Não põe em causa a legitimidade da eutanásia. Não se manifesta contra. Mas quer acautelar que, durante o processo, não são cometidos erros irreparáveis. É por isso que Miguel Ricou, investigador na área da Ética do CINTESIS – Centro de Investigação em Tecnologias e Serviços de Saúde e membro da plataforma europeia Wish to Die, apela a que o Parlamento não promova uma “discussão apressada” nem legisle “em cima do joelho”.
“O debate sobre a eutanásia e o suicídio assistido tem sido feito à volta de dois eixos ideológicos e sobretudo demagógicos, de que se trata de uma escolha entre o valor da vida ou o respeito pela autonomia.
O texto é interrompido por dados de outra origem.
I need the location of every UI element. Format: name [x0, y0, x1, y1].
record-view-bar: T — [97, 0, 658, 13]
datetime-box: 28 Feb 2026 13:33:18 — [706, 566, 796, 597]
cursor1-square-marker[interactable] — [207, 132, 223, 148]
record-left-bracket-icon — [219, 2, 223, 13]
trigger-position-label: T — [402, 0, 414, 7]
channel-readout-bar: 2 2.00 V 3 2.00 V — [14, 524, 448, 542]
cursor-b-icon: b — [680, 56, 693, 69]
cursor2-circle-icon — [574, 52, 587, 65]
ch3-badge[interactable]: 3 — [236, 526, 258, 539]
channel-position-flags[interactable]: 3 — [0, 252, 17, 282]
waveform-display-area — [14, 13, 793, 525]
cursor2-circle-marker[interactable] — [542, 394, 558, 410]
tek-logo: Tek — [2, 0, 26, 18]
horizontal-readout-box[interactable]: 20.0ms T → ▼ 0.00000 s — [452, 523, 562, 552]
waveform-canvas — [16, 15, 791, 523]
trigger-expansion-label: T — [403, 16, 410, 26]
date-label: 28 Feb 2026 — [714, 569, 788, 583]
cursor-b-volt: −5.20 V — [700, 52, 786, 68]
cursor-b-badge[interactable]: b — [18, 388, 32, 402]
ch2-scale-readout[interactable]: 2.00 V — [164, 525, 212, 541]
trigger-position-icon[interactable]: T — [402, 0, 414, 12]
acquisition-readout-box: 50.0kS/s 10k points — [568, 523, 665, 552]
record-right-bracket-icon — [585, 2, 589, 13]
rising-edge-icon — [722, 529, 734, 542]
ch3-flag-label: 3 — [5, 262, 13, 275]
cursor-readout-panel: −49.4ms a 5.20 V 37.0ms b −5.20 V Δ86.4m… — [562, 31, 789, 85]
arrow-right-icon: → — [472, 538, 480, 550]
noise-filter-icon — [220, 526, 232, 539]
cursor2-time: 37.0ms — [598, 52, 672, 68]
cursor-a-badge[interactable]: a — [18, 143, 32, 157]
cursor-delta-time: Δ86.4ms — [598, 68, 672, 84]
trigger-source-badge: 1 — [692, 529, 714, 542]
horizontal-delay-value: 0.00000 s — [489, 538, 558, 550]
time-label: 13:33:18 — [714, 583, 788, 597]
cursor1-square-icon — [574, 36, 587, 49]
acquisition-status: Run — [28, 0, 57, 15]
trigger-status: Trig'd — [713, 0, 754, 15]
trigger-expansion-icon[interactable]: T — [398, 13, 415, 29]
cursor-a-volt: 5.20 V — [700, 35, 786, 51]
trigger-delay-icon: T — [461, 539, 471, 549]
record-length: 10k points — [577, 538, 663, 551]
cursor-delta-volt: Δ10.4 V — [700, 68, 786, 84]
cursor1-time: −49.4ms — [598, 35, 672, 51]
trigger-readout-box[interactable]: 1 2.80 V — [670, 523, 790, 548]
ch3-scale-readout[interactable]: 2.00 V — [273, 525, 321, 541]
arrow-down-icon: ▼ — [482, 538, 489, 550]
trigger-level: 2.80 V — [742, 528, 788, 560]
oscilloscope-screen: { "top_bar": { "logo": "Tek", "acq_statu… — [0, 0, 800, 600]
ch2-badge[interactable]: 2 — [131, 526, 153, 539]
Deveria ser claro para todos que o que está em causa não é se deverá aceitar-se a decisão de alguém em morrer, mas se essa decisão representa a vontade real da pessoa e sobretudo o seu melhor interesse”, defende o especialista em Psicologia, em comunicado.
A plataforma europeia “Wish to Die” integra profissionais de saúde, como psicólogos e psiquiatras, mas também profissionais de outras áreas, e investe em quatro linhas de estudo: o processo de tomada de decisão, o tempo necessário para uma possível mudança de opinião, a relevância da motivação familiar e o papel dos cuidados paliativos, no âmbito da eutanásia e do suicídio assistido. Estes profissionais defendem que, sem informação científica de qualidade sobre estes temas, não é possível definir uma legislação equilibrada.
Assim, o investigador pretende que a plataforma “Wish to Die” seja ouvida pelo Parlamento, antes da votação de um projeto-lei sobre eutanásia. “Temos de perceber qual é o melhor interesse das pessoas. Há decisões que não podem ser baseadas em razões ideológicas”, sublinha.
Uma das lacunas apontadas pelo especialista em psicologia ao atual projeto-lei é que “não faz a distinção entre a pessoa que tem uma doença terminal e alguém que tem uma doença incurável, mas que provavelmente não morrerá disso”. De acordo com o investigador do CINTESIS, os mecanismos envolvidos serão diferentes.
O também docente da Faculdade de Medicina da U.Porto (FMUP) defende que os profissionais de saúde deverão ter um contributo muito mais importante neste debate, do que aquele que lhes tem sido reservado. “Aquilo que os profissionais de saúde se comprometem a fazer é, com a sua prática, ajudarem a pessoa a fazer as escolhas que promovam o melhor resultado possível para cada um. Não existem por isso escolhas proibidas ou obrigatórias à partida, pelo que as decisões dicotómicas dificilmente serão aquelas que um profissional de saúde possa defender”, resume.